What constitutes rational action depends to some degree on the context which Human Capital Theory denies with its individualistic methodology. From a poststructuralist perspective, Elster (1983) emphasizes the problematic nature of individual rationality that is behind any notion of self-interest. According to Elster (1983), under conditions of complexity and uncertainty, the gap between rationality in action and perfect rationality can be substantial.
Further criticism of Human Capital Theory concerns a more technical problem with criticisms about the employment of the theory as a means of accounting for national economic growth. Arguments about economic growth accounting such as Becker’s (1994) show at best that education contributes to differences in earnings between people and then only in certain circumstances. This criticism comes from Blaug (1987a, p. 233), who contends, “it has to be said that the models so far examined in the growth accounting literature fail utterly to explain the mechanism by which this effect is produced.” The contention that economic growth emanates from education is a non sequitur because, while it may be granted that education contributes to growth, so do many other activities. Blaug (1987a, p. 231) says that what must be illustrated is “not that education contributes to growth, but that more education would contribute more to growth at the margin than more health, more housing, more roads, etc.”

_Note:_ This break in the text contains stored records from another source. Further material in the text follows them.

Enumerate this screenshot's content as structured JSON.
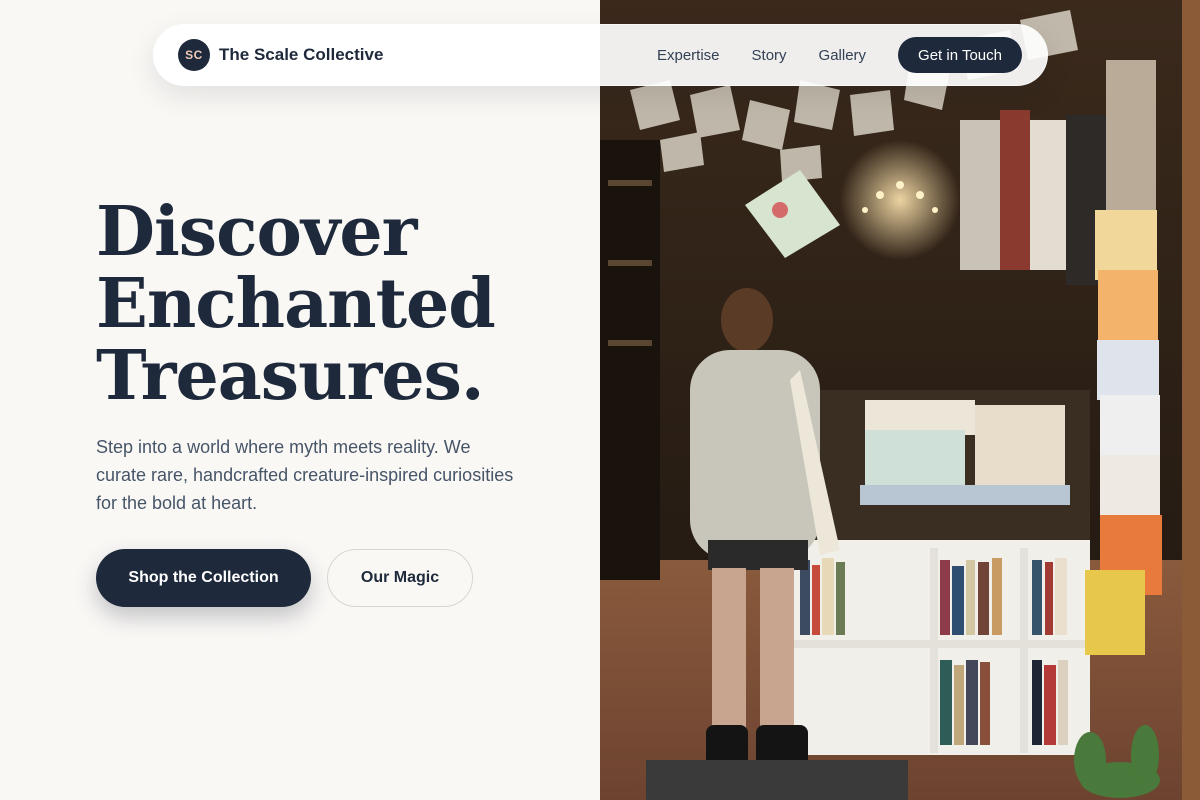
{
  "brand": {
    "initials": "SC",
    "name": "The Scale Collective"
  },
  "nav": {
    "links": [
      "Expertise",
      "Story",
      "Gallery"
    ],
    "cta": "Get in Touch"
  },
  "hero": {
    "title_lines": [
      "Discover",
      "Enchanted",
      "Treasures."
    ],
    "subtitle": "Step into a world where myth meets reality. We curate rare, handcrafted creature-inspired curiosities for the bold at heart.",
    "primary_button": "Shop the Collection",
    "secondary_button": "Our Magic"
  },
  "colors": {
    "page_background": "#faf8f5",
    "navy": "#1e293b",
    "badge_text": "#f1c9b9",
    "muted_text": "#475569"
  },
  "image": {
    "subject": "bookshop-interior-photo"
  }
}
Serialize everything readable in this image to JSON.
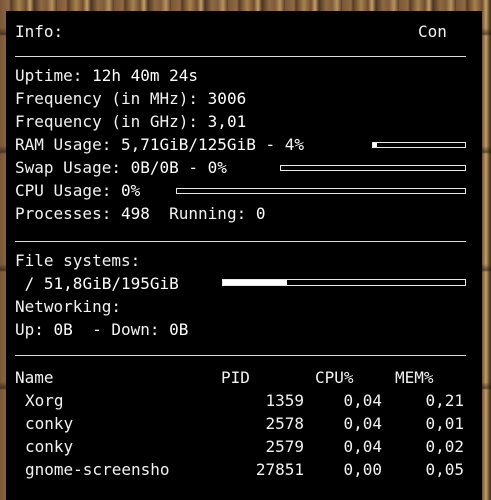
{
  "header": {
    "info_label": "Info:",
    "con_label": "Con"
  },
  "system": {
    "uptime_label": "Uptime:",
    "uptime_value": "12h 40m 24s",
    "freq_mhz_label": "Frequency (in MHz):",
    "freq_mhz_value": "3006",
    "freq_ghz_label": "Frequency (in GHz):",
    "freq_ghz_value": "3,01",
    "ram_label": "RAM Usage:",
    "ram_value": "5,71GiB/125GiB - 4%",
    "ram_percent": 4,
    "swap_label": "Swap Usage:",
    "swap_value": "0B/0B - 0%",
    "swap_percent": 0,
    "cpu_label": "CPU Usage:",
    "cpu_value": "0%",
    "cpu_percent": 0,
    "processes_label": "Processes:",
    "processes_value": "498",
    "running_label": "Running:",
    "running_value": "0"
  },
  "filesystems": {
    "title": "File systems:",
    "root_label": "/ 51,8GiB/195GiB",
    "root_percent": 26.6
  },
  "network": {
    "title": "Networking:",
    "up_label": "Up:",
    "up_value": "0B",
    "down_label": "- Down:",
    "down_value": "0B"
  },
  "processes": {
    "headers": {
      "name": "Name",
      "pid": "PID",
      "cpu": "CPU%",
      "mem": "MEM%"
    },
    "rows": [
      {
        "name": "Xorg",
        "pid": "1359",
        "cpu": "0,04",
        "mem": "0,21"
      },
      {
        "name": "conky",
        "pid": "2578",
        "cpu": "0,04",
        "mem": "0,01"
      },
      {
        "name": "conky",
        "pid": "2579",
        "cpu": "0,04",
        "mem": "0,02"
      },
      {
        "name": "gnome-screensho",
        "pid": "27851",
        "cpu": "0,00",
        "mem": "0,05"
      }
    ]
  }
}
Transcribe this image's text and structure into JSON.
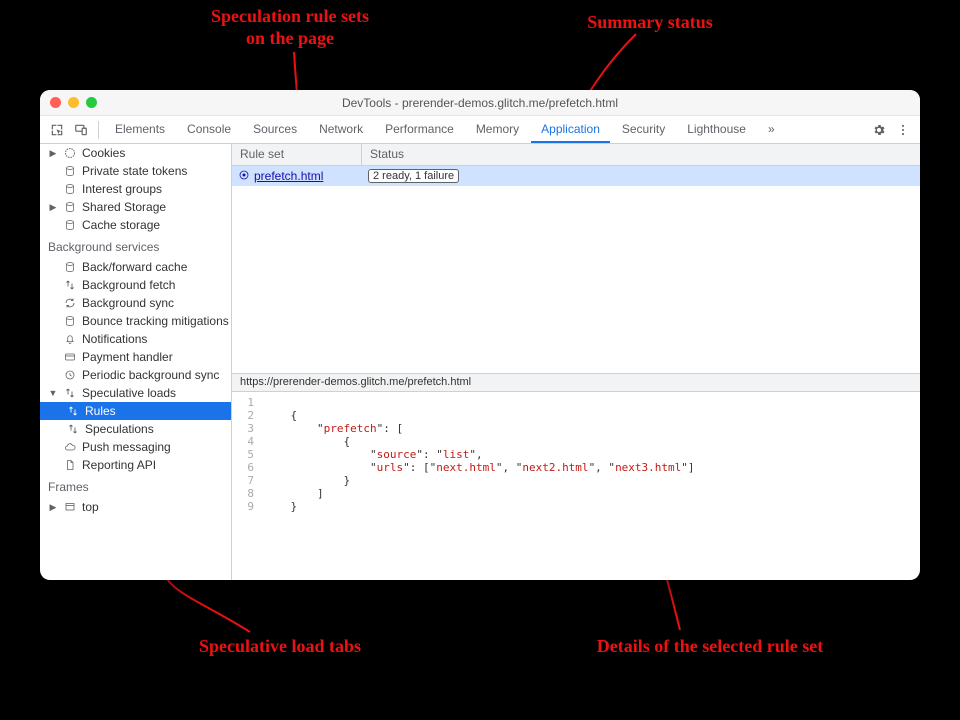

The fundamental thing that growth accounting ignores is the costs of the resources already invested in the educational system and therefore the calculations tell us nothing about the net returns of spending on education. In this respect, Blaug (1987b, p. 134) argues that “public expenditure on tertiary education depends not only on the costs of instruction but also on the volume of direct aid to students.” Blaug (1987b, p. 135) further notes that the “levels of public spending on student aid can encourage or discourage the private demand for tertiary education but cannot directly affect levels of economic development or rates of growth of GNP per head.” Even within economic discourse, “investing” in education does not necessarily bring equity. Nevertheless, the commitment of Western governments to education policies of economic growth through human capital development is increasingly funded through private debt in the form of student loans.